Une grève c’est surtout une excuse toute trouvée pour arriver tard et repartir tôt du boulot.

En soit c’est donc déjà formidable.

Mais surtout, comme à chaque grève des trains, j’ai ouvert mes oreilles, car le bonheur est à portée d’ouïe.

greve des trains

Et encore une fois ce fut merveilleux, les gens doivent me prendre pour un fou, mais mon sourire ne m’a pas lâché. Les dialogues auxquels on peut assister sont des perles de chaque instant, ou la courtoisie se mêle à l’amour de son prochain, la joie de vivre ensemble, l’entraide, du bonheur.

Scène 1, extérieur, petit matin froid :
« Heeehoooo, vous pouvez pas avancer dans les couloirs là »
« bah non, heee, tu vois bien qu’on est coincé »
« J’m’en fou je peux pas rentrer dans le train »
« t’as qu’à être moins grosse, connasse »

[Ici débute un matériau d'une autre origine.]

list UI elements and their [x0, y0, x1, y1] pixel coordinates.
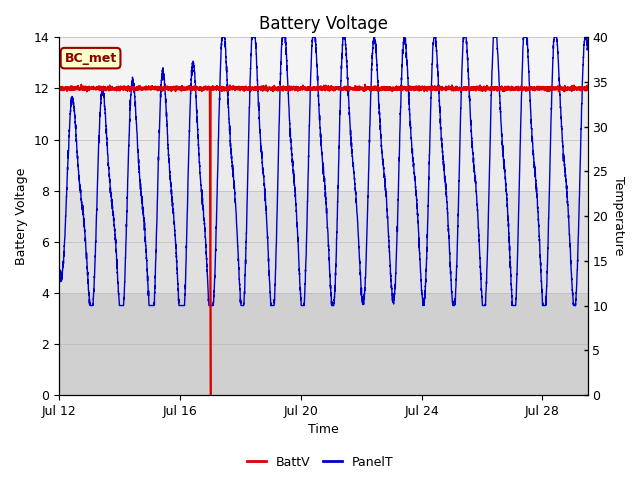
Bar [59, 191, 588, 293]
Bar [59, 88, 588, 191]
Y-axis label: Temperature: Temperature [612, 177, 625, 256]
Bar [59, 293, 588, 395]
Y-axis label: Battery Voltage: Battery Voltage [15, 168, 28, 265]
Text: BC_met: BC_met [65, 52, 116, 65]
Bar [59, 37, 588, 88]
Legend: BattV, PanelT: BattV, PanelT [242, 451, 398, 474]
Title: Battery Voltage: Battery Voltage [259, 15, 388, 33]
X-axis label: Time: Time [308, 423, 339, 436]
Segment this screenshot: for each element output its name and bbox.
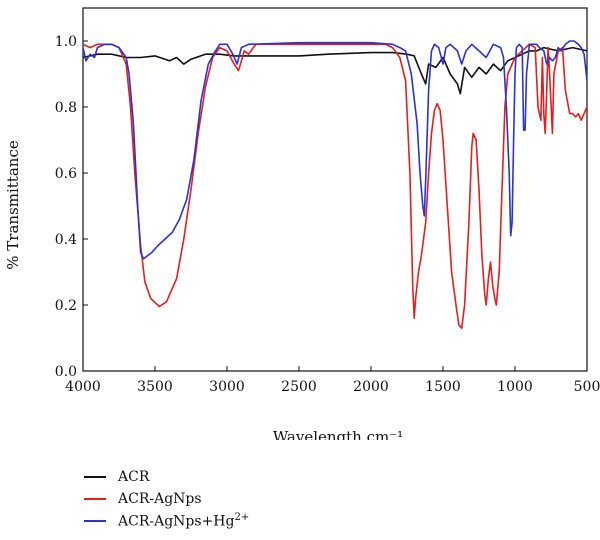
legend-swatch-acr-agnps-hg — [84, 520, 106, 522]
y-tick-label: 0.8 — [55, 100, 77, 116]
x-tick-label: 2000 — [353, 379, 389, 395]
legend-label-base: ACR-AgNps+Hg — [118, 513, 235, 530]
legend-swatch-acr — [84, 476, 106, 478]
series-line-2 — [82, 40, 588, 260]
legend: ACR ACR-AgNps ACR-AgNps+Hg2+ — [84, 466, 384, 532]
plot-area — [82, 7, 588, 372]
series-line-0 — [82, 46, 588, 95]
axes-layer: 4000 3500 3000 2500 2000 1500 1000 500 0.0 0.2 0.4… — [55, 34, 600, 395]
x-tick-label: 3000 — [209, 379, 245, 395]
legend-item-acr-agnps-hg: ACR-AgNps+Hg2+ — [84, 510, 384, 532]
legend-item-acr: ACR — [84, 466, 384, 488]
y-tick-label: 0.2 — [55, 298, 77, 314]
x-tick-label: 500 — [574, 379, 600, 395]
x-tick-label: 1500 — [425, 379, 461, 395]
y-tick-label: 1.0 — [55, 34, 77, 50]
x-tick-label: 4000 — [65, 379, 101, 395]
series-layer — [82, 40, 588, 329]
series-line-1 — [82, 43, 588, 329]
legend-label-acr: ACR — [118, 469, 150, 485]
y-tick-label: 0.4 — [55, 232, 77, 248]
x-tick-label: 2500 — [281, 379, 317, 395]
y-tick-label: 0.6 — [55, 166, 77, 182]
legend-swatch-acr-agnps — [84, 498, 106, 500]
x-tick-label: 1000 — [497, 379, 533, 395]
y-axis-title: % Transmittance — [4, 140, 22, 270]
legend-label-acr-agnps-hg: ACR-AgNps+Hg2+ — [118, 512, 249, 530]
ir-spectrum-chart: 4000 3500 3000 2500 2000 1500 1000 500 0.0 0.2 0.4… — [4, 7, 600, 440]
legend-label-acr-agnps: ACR-AgNps — [118, 491, 202, 507]
plot-frame — [82, 7, 588, 372]
legend-label-superscript: 2+ — [234, 512, 250, 524]
x-axis-title: Wavelength cm⁻¹ — [273, 428, 403, 440]
x-tick-label: 3500 — [137, 379, 173, 395]
y-tick-label: 0.0 — [55, 364, 77, 380]
legend-item-acr-agnps: ACR-AgNps — [84, 488, 384, 510]
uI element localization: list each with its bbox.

Scène 2, à l’intérieur du train, une petite dame cherche à se frayer un chemin jusqu’à une place assise à l’autre bout du train
« pardon, pardon, …, pardon je voudrai passer là, pardon, …, mais poussez vous c’est pas possible… »
quelqu’un lui pique SA place
« Ahh mais non, là c’était ma place »
« bah non, c’est pas écrit dessus »
« ahh mais, si je veux ma place, je suis fatigué, j’ai attendu dehors dans le froid, j’ai eu du mal à monter dans le train, je vais au travail, vous êtes jeune, laissez moi ma place »
« bah non »
« ahhhh, rhaaa, mais c’est pas possible, hein monsieur vous êtes témoin c’est pas possible, c’est ma place, y’a plus de jeunesse, tous des cons, rhaaa »

Scène 3, à l’intérieur du train, à l’arrêt à une station, 3s avant que le train ne ferme ses portes
« ahhhhh, merde, c’est ma station, vite, pardon, pardon…pardon »
« aye, mon pied »
« pardon pardon »
« mais t’es con, tu pouvais pas t’y prendre avant pour sortir »
« ta gueule, connard »
« j’t’emmerde »

DU BONHEUR.

Et je suis arrivé au boulot à l’heure ce matin, j’ai donc une double exuse pour partir plus tôt ce soir.